Operations
By default, IRONdb listens externally on TCP ports 2003 and 4242, TCP and UDP port 8112, and locally on TCP port 32322. These ports can be changed via configuration files. There are normally two processes, a parent and child. The parent process monitors the child, restarting it if it crashes. The child process provides the actual services, and is responsible for periodically "heartbeating" to the parent to show that it is making progress.
IRONdb is sensitive to CPU and IO limits. If either resource is limited, you may see a process being killed off when it does not heartbeat on time. These are known as "watchdog" events.
Service Management
The IRONdb service is called circonus-irondb
.
To view service status: /bin/systemctl status circonus-irondb
To start the service: /bin/systemctl start circonus-irondb
To stop the service: /bin/systemctl stop circonus-irondb
To restart the service: /bin/systemctl restart circonus-irondb
To disable the service from running at system boot: /bin/systemctl disable circonus-irondb
To enable the service to run at system boot: /bin/systemctl enable circonus-irondb
Logs
Log files are located under /irondb/logs
and include the following files:
- accesslog
- errorlog
- startuplog
The access logs are useful to verify activity going to the server in question.
Error logs record, among other things, crashes and other errant behavior, and
may contain debugging information important for support personnel. The startup
log records various information about database initialization and other data
that are typically of interest to developers and operators. Logs are
automatically rotated and retained based on configuration attributes in
/opt/circonus/etc/irondb.conf
.
If the child process becomes unstable, verify that the host is not starved for
resources (CPU, IO, memory). Hardware disk errors can also impact IRONdb's
performance. Install the smartmontools
package and run /usr/sbin/smartctl
-a /dev/sdX
, looking for errors and/or reallocated-sector counts.
Crash Handling
Application crashes are, by default, automatically reported to Circonus, using Backtrace.io technology. When the crash occurs, a tracer program quickly gathers a wealth of detailed information about the crashed process and sends a report to Circonus, in lieu of obtaining a full core dump.

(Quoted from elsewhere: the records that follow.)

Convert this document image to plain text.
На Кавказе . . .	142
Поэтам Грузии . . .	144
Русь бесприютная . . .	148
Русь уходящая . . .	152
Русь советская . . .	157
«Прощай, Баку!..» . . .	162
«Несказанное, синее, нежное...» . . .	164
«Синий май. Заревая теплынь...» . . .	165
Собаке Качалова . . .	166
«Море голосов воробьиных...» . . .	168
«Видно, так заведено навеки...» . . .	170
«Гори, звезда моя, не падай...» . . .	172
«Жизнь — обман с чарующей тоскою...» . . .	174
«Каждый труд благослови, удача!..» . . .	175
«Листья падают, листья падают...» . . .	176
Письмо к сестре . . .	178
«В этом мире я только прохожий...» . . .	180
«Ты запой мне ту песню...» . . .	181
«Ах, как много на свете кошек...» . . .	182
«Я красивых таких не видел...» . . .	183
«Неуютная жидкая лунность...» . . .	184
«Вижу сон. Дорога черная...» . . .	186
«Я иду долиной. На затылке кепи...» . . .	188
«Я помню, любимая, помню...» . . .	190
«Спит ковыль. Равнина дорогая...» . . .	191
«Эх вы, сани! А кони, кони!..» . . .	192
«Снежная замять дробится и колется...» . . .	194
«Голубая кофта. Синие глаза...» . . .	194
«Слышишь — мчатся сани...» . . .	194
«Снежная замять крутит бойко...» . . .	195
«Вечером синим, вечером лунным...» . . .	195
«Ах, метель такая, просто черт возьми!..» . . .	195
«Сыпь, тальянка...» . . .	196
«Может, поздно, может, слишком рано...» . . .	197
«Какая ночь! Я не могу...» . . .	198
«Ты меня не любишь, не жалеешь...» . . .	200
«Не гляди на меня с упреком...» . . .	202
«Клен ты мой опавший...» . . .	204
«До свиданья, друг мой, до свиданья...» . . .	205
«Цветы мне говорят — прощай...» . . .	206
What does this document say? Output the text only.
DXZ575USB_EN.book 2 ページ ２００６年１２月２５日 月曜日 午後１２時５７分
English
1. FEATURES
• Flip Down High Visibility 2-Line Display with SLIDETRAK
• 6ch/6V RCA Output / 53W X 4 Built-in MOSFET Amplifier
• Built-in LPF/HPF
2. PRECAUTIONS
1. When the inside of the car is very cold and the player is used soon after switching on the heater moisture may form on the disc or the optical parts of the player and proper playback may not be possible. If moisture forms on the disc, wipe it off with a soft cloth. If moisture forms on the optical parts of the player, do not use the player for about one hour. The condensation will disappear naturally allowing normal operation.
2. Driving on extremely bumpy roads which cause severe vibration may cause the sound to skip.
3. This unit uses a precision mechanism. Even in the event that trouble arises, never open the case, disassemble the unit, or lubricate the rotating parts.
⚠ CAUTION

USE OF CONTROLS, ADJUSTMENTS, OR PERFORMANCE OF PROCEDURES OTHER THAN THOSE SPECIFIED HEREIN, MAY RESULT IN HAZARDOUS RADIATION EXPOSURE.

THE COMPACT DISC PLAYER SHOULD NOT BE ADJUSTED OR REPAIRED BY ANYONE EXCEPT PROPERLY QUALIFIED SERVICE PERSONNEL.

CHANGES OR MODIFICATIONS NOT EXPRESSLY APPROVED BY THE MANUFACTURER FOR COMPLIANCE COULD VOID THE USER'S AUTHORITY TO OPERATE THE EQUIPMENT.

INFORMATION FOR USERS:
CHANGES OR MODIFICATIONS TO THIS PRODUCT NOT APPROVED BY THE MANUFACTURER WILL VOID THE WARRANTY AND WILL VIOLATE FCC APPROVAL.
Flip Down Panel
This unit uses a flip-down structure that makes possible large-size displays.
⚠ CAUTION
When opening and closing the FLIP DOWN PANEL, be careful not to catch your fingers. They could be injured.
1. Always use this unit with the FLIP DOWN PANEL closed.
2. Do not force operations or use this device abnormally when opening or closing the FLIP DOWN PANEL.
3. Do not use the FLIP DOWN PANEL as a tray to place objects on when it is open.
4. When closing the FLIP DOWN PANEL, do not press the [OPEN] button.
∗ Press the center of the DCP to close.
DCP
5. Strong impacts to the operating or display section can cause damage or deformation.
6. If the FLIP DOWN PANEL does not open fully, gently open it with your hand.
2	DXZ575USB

If you have disabled crash reporting in your environment, you can still enable traditional core dumping.
On EL7:
- Add the following to
/opt/circonus/etc/irondb-node-config
:ulimit -c unlimited
- Restart the
circonus-irondb
service - Set the kernel core pattern to place core dumps in a suitable location. See the core(5) man page for details. This location must be writable by the user that IRONdb runs as (
nobody
). - Allow setuid dumps:
sysctl -w fs.suid_dumpable=1
When a process crashes, a core dump will be created in /irondb/appcrash
with the filename core.<executable-name>.<pid>
, and the event will be recorded in the system log.
(TODO: Ubuntu)
Debugging Mode
If instability continues, you may run IRONdb as a single process in the foreground, with additional debugging enabled.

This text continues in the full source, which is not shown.